One day, after marching across the mountain, Santiago, protege of the senior geo, Mr. Brooks, told me something along the lines of, "You know, in the end, it's up to local government. If they don't care about what happens here (800 or so folks on the mountain), none of this will ever get developed. But if they care, and do something about relocating the village, then this is maybe the beginning of something very big." (Santiago, whose entire five word and 20-syllable name is available on request, didn't really say it like that. He said it like dees: "Joo no, in dee end, eez up to los hombres politicos ..."

That's about it, volditos mios. Hope you don't think I'm a mule-headed pinhead for following my dream back to a country that most Norte Americanos don't even consider for a beach vacation these days, let alone a mountain hike. If I'm right about this region's glaze of ore, I'll be able to buy my own Escobar-style finca in the Andes, girded by coffee bean trees and banana leaf. Dang that traffic, though.



-- Thom Calandra
Thom Calandra is of service at ThomCalandra.com.

Photos by Jim Marx, except where noted.

Do not use our images without our permission, por favor!

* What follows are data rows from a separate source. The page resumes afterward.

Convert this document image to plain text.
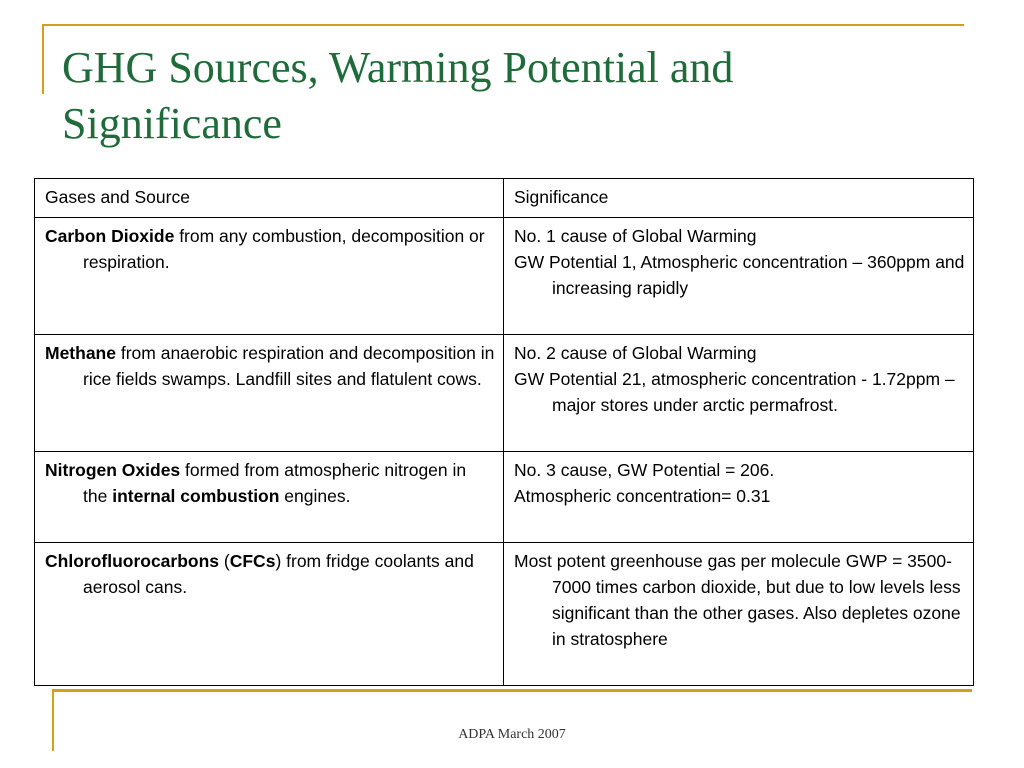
GHG Sources, Warming Potential and Significance
Gases and Source	Significance

Carbon Dioxide from any combustion, decomposition or respiration.	No. 1 cause of Global Warming

GW Potential 1, Atmospheric concentration – 360ppm and increasing rapidly

Methane from anaerobic respiration and decomposition in rice fields swamps. Landfill sites and flatulent cows.	No. 2 cause of Global Warming

GW Potential 21, atmospheric concentration - 1.72ppm – major stores under arctic permafrost.

Nitrogen Oxides formed from atmospheric nitrogen in the internal combustion engines.	No. 3 cause, GW Potential = 206.

Atmospheric concentration= 0.31

Chlorofluorocarbons (CFCs) from fridge coolants and aerosol cans.	Most potent greenhouse gas per molecule GWP = 3500-7000 times carbon dioxide, but due to low levels less significant than the other gases. Also depletes ozone in stratosphere

ADPA March 2007
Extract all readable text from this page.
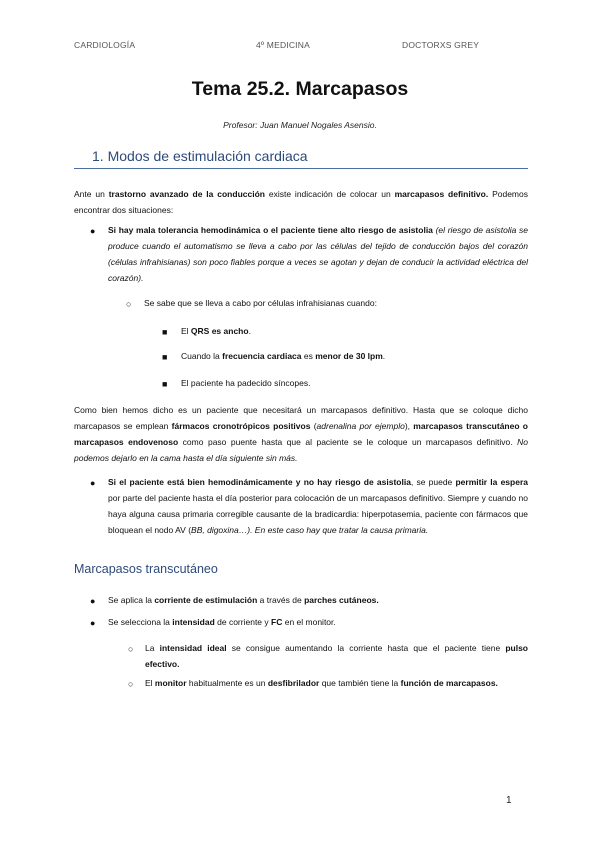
CARDIOLOGÍA	4º MEDICINA	DOCTORXS GREY
Tema 25.2. Marcapasos
Profesor: Juan Manuel Nogales Asensio.
1. Modos de estimulación cardiaca
Ante un trastorno avanzado de la conducción existe indicación de colocar un marcapasos definitivo. Podemos encontrar dos situaciones:
● Si hay mala tolerancia hemodinámica o el paciente tiene alto riesgo de asistolia (el riesgo de asistolia se produce cuando el automatismo se lleva a cabo por las células del tejido de conducción bajos del corazón (células infrahisianas) son poco fiables porque a veces se agotan y dejan de conducir la actividad eléctrica del corazón).
○ Se sabe que se lleva a cabo por células infrahisianas cuando:
■ El QRS es ancho.
■ Cuando la frecuencia cardiaca es menor de 30 lpm.
■ El paciente ha padecido síncopes.
Como bien hemos dicho es un paciente que necesitará un marcapasos definitivo. Hasta que se coloque dicho marcapasos se emplean fármacos cronotrópicos positivos (adrenalina por ejemplo), marcapasos transcutáneo o marcapasos endovenoso como paso puente hasta que al paciente se le coloque un marcapasos definitivo. No podemos dejarlo en la cama hasta el día siguiente sin más.
● Si el paciente está bien hemodinámicamente y no hay riesgo de asistolia, se puede permitir la espera por parte del paciente hasta el día posterior para colocación de un marcapasos definitivo. Siempre y cuando no haya alguna causa primaria corregible causante de la bradicardia: hiperpotasemia, paciente con fármacos que bloquean el nodo AV (BB, digoxina…). En este caso hay que tratar la causa primaria.
Marcapasos transcutáneo
● Se aplica la corriente de estimulación a través de parches cutáneos.
● Se selecciona la intensidad de corriente y FC en el monitor.
○ La intensidad ideal se consigue aumentando la corriente hasta que el paciente tiene pulso efectivo.
○ El monitor habitualmente es un desfibrilador que también tiene la función de marcapasos.
1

* Thom and his family own $45,000 worth of Colombia Goldfields shares at current prices. The Toronto company's stock trades in Canada, Germany and on Nasdaq in the USA. Thom and family have no intention of buying or selling any current or additional shares of the company until at least three months after this series on El Marmato is completed. (Umm, that would be today, May 19, 2008.) Thom (that's me) paid about $60,000 for the shares several months ago. He and his photograher (that would be Jim) have received no fee or compensation from Colombia Goldfields, unless you count some empanadas, some platanos and frijoles and three-hour jeep rides into the countryside.